Meeting hears call to repeal amendment protecting life of unborn

Cork public event discussing abortion organised by pro-choice group

Demonstrators demand abortion legislation at a rally in Dublin last year. Photograph: Dara Mac Dónaill / The Irish Times

Demonstrators demand abortion legislation at a rally in Dublin last year. Photograph: Dara Mac Dónaill / The Irish Times

 

A call to repeal the constitutional amendment protecting the life of the unborn was heard at a public meeting in Cork last night.

The only way to constitutionally guarantee full rights to women seeking an abortion in Ireland is to repeal Article 40.3.3 which was inserted in the constitution in 1983 and which acknowledges the right to life of the unborn, the meeting organised by pro-choice group Cork Women’s Right To Choose.

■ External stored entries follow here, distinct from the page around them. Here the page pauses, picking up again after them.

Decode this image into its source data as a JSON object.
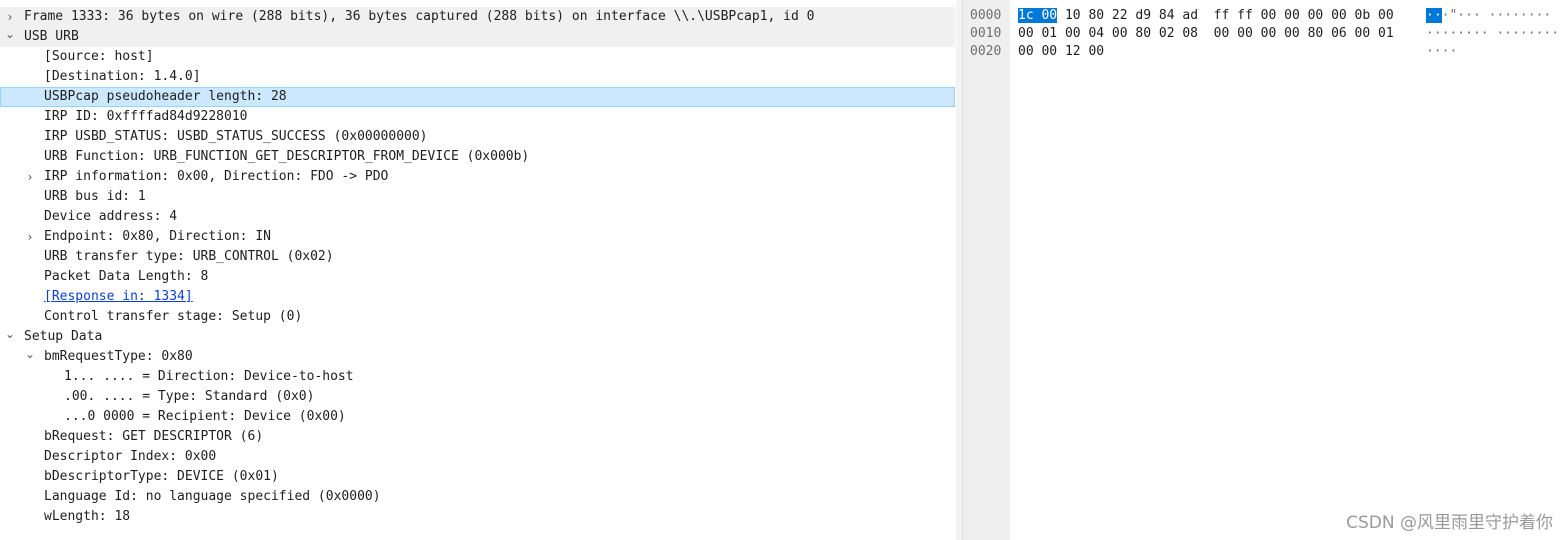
{
  "tree": [
    {
      "text": "Frame 1333: 36 bytes on wire (288 bits), 36 bytes captured (288 bits) on interface \\\\.\\USBPcap1, id 0",
      "depth": 0,
      "arrow": "collapsed",
      "style": "alt"
    },
    {
      "text": "USB URB",
      "depth": 0,
      "arrow": "expanded",
      "style": "alt"
    },
    {
      "text": "[Source: host]",
      "depth": 1,
      "arrow": "none",
      "style": ""
    },
    {
      "text": "[Destination: 1.4.0]",
      "depth": 1,
      "arrow": "none",
      "style": ""
    },
    {
      "text": "USBPcap pseudoheader length: 28",
      "depth": 1,
      "arrow": "none",
      "style": "sel"
    },
    {
      "text": "IRP ID: 0xffffad84d9228010",
      "depth": 1,
      "arrow": "none",
      "style": ""
    },
    {
      "text": "IRP USBD_STATUS: USBD_STATUS_SUCCESS (0x00000000)",
      "depth": 1,
      "arrow": "none",
      "style": ""
    },
    {
      "text": "URB Function: URB_FUNCTION_GET_DESCRIPTOR_FROM_DEVICE (0x000b)",
      "depth": 1,
      "arrow": "none",
      "style": ""
    },
    {
      "text": "IRP information: 0x00, Direction: FDO -> PDO",
      "depth": 1,
      "arrow": "collapsed",
      "style": ""
    },
    {
      "text": "URB bus id: 1",
      "depth": 1,
      "arrow": "none",
      "style": ""
    },
    {
      "text": "Device address: 4",
      "depth": 1,
      "arrow": "none",
      "style": ""
    },
    {
      "text": "Endpoint: 0x80, Direction: IN",
      "depth": 1,
      "arrow": "collapsed",
      "style": ""
    },
    {
      "text": "URB transfer type: URB_CONTROL (0x02)",
      "depth": 1,
      "arrow": "none",
      "style": ""
    },
    {
      "text": "Packet Data Length: 8",
      "depth": 1,
      "arrow": "none",
      "style": ""
    },
    {
      "text": "[Response in: 1334]",
      "depth": 1,
      "arrow": "none",
      "style": "link"
    },
    {
      "text": "Control transfer stage: Setup (0)",
      "depth": 1,
      "arrow": "none",
      "style": ""
    },
    {
      "text": "Setup Data",
      "depth": 0,
      "arrow": "expanded",
      "style": ""
    },
    {
      "text": "bmRequestType: 0x80",
      "depth": 1,
      "arrow": "expanded",
      "style": ""
    },
    {
      "text": "1... .... = Direction: Device-to-host",
      "depth": 2,
      "arrow": "none",
      "style": ""
    },
    {
      "text": ".00. .... = Type: Standard (0x0)",
      "depth": 2,
      "arrow": "none",
      "style": ""
    },
    {
      "text": "...0 0000 = Recipient: Device (0x00)",
      "depth": 2,
      "arrow": "none",
      "style": ""
    },
    {
      "text": "bRequest: GET DESCRIPTOR (6)",
      "depth": 1,
      "arrow": "none",
      "style": ""
    },
    {
      "text": "Descriptor Index: 0x00",
      "depth": 1,
      "arrow": "none",
      "style": ""
    },
    {
      "text": "bDescriptorType: DEVICE (0x01)",
      "depth": 1,
      "arrow": "none",
      "style": ""
    },
    {
      "text": "Language Id: no language specified (0x0000)",
      "depth": 1,
      "arrow": "none",
      "style": ""
    },
    {
      "text": "wLength: 18",
      "depth": 1,
      "arrow": "none",
      "style": ""
    }
  ],
  "hex": [
    {
      "offset": "0000",
      "hl_bytes": "1c 00",
      "bytes": " 10 80 22 d9 84 ad  ff ff 00 00 00 00 0b 00",
      "hl_ascii": "··",
      "ascii": "·\"··· ········"
    },
    {
      "offset": "0010",
      "hl_bytes": "",
      "bytes": "00 01 00 04 00 80 02 08  00 00 00 00 80 06 00 01",
      "hl_ascii": "",
      "ascii": "········ ········"
    },
    {
      "offset": "0020",
      "hl_bytes": "",
      "bytes": "00 00 12 00",
      "hl_ascii": "",
      "ascii": "····"
    }
  ],
  "watermark": "CSDN @风里雨里守护着你",
  "colors": {
    "selection": "#cce8ff",
    "byte_highlight": "#0078d7",
    "link": "#0b3fd6"
  }
}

Dr Sandra McAvoy of the Cork Women’s Right to Choose group said the recent Protection of Life During Pregnancy Bill enacted by the government did nothing more than legislate for rights which women already had enjoyed after the Supreme Court judgement in the X case.

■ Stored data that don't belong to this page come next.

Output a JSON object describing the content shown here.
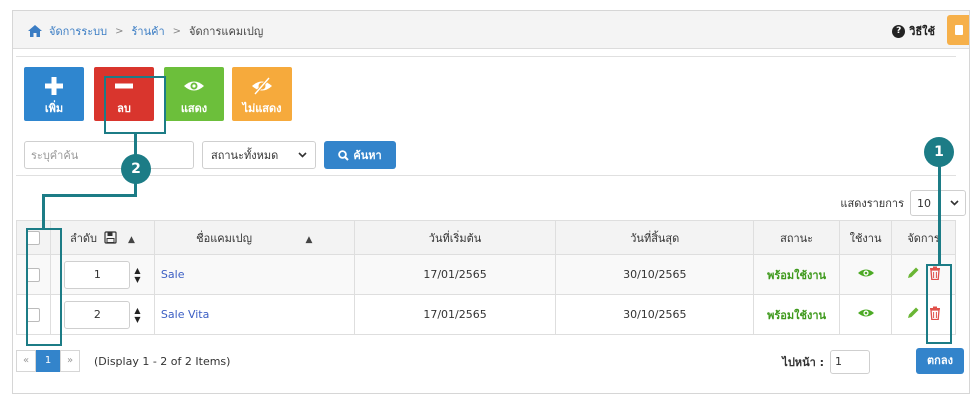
{
  "breadcrumb": {
    "home_label": "จัดการระบบ",
    "shop_label": "ร้านค้า",
    "current_label": "จัดการแคมเปญ"
  },
  "help": {
    "label": "วิธีใช้"
  },
  "toolbar": {
    "add_label": "เพิ่ม",
    "delete_label": "ลบ",
    "show_label": "แสดง",
    "hide_label": "ไม่แสดง"
  },
  "filters": {
    "search_placeholder": "ระบุคำค้น",
    "status_selected": "สถานะทั้งหมด",
    "search_button": "ค้นหา"
  },
  "rows_per_page": {
    "label": "แสดงรายการ",
    "value": "10"
  },
  "table": {
    "headers": {
      "order": "ลำดับ",
      "name": "ชื่อแคมเปญ",
      "start": "วันที่เริ่มต้น",
      "end": "วันที่สิ้นสุด",
      "status": "สถานะ",
      "usage": "ใช้งาน",
      "manage": "จัดการ"
    },
    "rows": [
      {
        "order": "1",
        "name": "Sale",
        "start": "17/01/2565",
        "end": "30/10/2565",
        "status": "พร้อมใช้งาน"
      },
      {
        "order": "2",
        "name": "Sale Vita",
        "start": "17/01/2565",
        "end": "30/10/2565",
        "status": "พร้อมใช้งาน"
      }
    ]
  },
  "pagination": {
    "prev": "«",
    "page": "1",
    "next": "»",
    "info": "(Display 1 - 2 of 2 Items)",
    "goto_label": "ไปหน้า :",
    "goto_value": "1",
    "ok_label": "ตกลง"
  },
  "annotations": {
    "badge1": "1",
    "badge2": "2"
  },
  "colors": {
    "annotation": "#1c7c86",
    "add": "#2f86cf",
    "delete": "#d9352d",
    "show": "#6cbf3b",
    "hide": "#f6aa3c",
    "ready": "#3f9a1d"
  }
}
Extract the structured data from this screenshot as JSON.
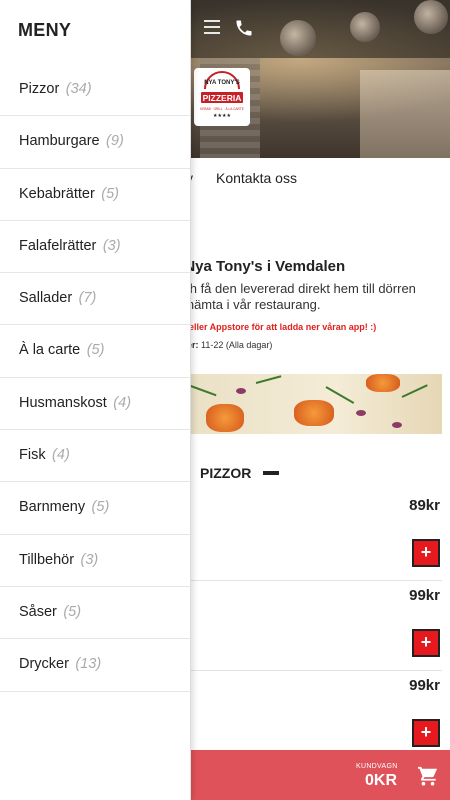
{
  "menu": {
    "title": "MENY",
    "items": [
      {
        "label": "Pizzor",
        "count": "(34)"
      },
      {
        "label": "Hamburgare",
        "count": "(9)"
      },
      {
        "label": "Kebabrätter",
        "count": "(5)"
      },
      {
        "label": "Falafelrätter",
        "count": "(3)"
      },
      {
        "label": "Sallader",
        "count": "(7)"
      },
      {
        "label": "À la carte",
        "count": "(5)"
      },
      {
        "label": "Husmanskost",
        "count": "(4)"
      },
      {
        "label": "Fisk",
        "count": "(4)"
      },
      {
        "label": "Barnmeny",
        "count": "(5)"
      },
      {
        "label": "Tillbehör",
        "count": "(3)"
      },
      {
        "label": "Såser",
        "count": "(5)"
      },
      {
        "label": "Drycker",
        "count": "(13)"
      }
    ]
  },
  "page": {
    "nav_partial": "y",
    "nav_contact": "Kontakta oss",
    "welcome": "l Nya Tony's i Vemdalen",
    "desc_line1": "och få den levererad direkt hem till dörren",
    "desc_line2": "tt hämta i vår restaurang.",
    "app_note": "ny eller Appstore för att ladda ner våran app! :)",
    "hours_label": "tider:",
    "hours_value": "11-22 (Alla dagar)",
    "logo_text_top": "NYA TONY'S",
    "logo_text_main": "PIZZERIA",
    "logo_text_sub": "KEBAB · GRILL · À LA CARTE",
    "section_title": "PIZZOR",
    "prices": [
      "89kr",
      "99kr",
      "99kr"
    ],
    "add_symbol": "+"
  },
  "cart": {
    "label": "KUNDVAGN",
    "total": "0KR"
  },
  "colors": {
    "accent": "#e5191e",
    "cart_bar": "#e0525a",
    "muted_count": "#aaaaaa"
  },
  "icons": {
    "menu": "hamburger-icon",
    "phone": "phone-icon",
    "cart": "cart-icon",
    "add": "plus-icon"
  }
}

“It’s shocking and an indication of how backward the State is in its thinking about women that we are still fighting for women’s right to be recognised as full and autonomous citizens with a right to request terminations in a wide range of circumstances,” she told the meeting entitled ‘After the X-Case Legislation - Where Now’.

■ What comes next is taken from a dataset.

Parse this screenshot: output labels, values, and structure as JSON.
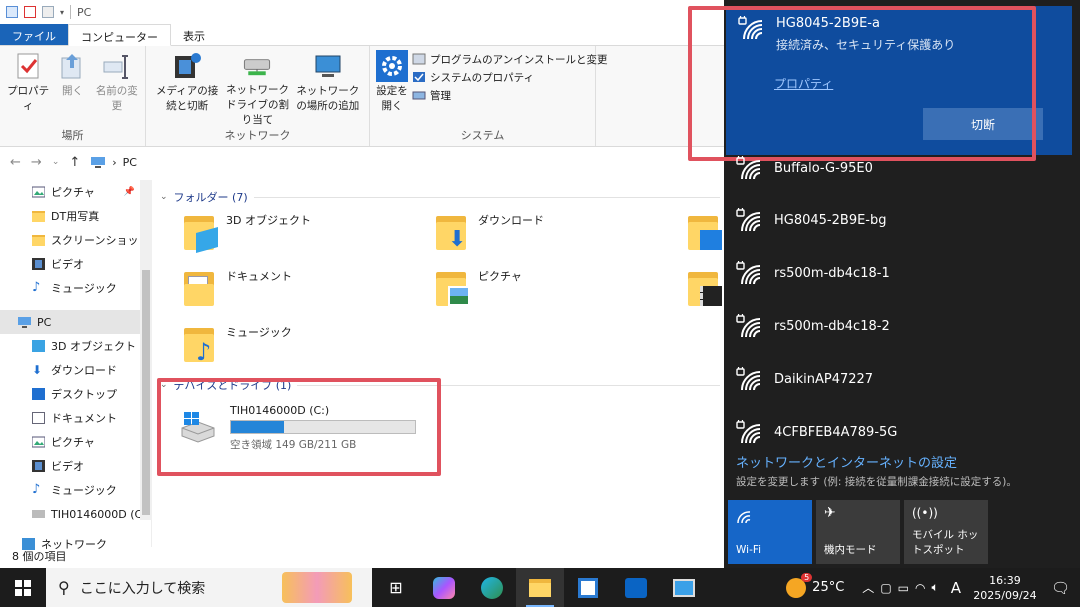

Dr McAvoy told the meeting that Minister for Justice Alan Shatter said last year that the only way to deal with this constitutional guarantee of inequality is to repeal Article 40.3.3.

Dr Mary Favier of Doctors for Choice told the meeting that in some respects nothing much had changed for Irish women on foot of the recent legislation as she argued that it will continue to be difficult for a woman whose health is at risk to get an abortion.

“Some things have got worse - for example, a woman who undertakes a self administered abortion with tablets bought on the internet (a legal procedure elsewhere) can be imprisoned now for fourteen years,” said Dr Favier.

However Dr Favier welcomed the opening of debate about abortion as an important and necessary part of reproductive healthcare and she urged doctors to be more willing to engage in such discussions.

“This is what we must continue to encourage as doctors in the future. It will be what will inevitably change the law in Ireland, so that we will achieve the aim of safe and legal abortion as an option for all women in Ireland if that is their choice,” she added.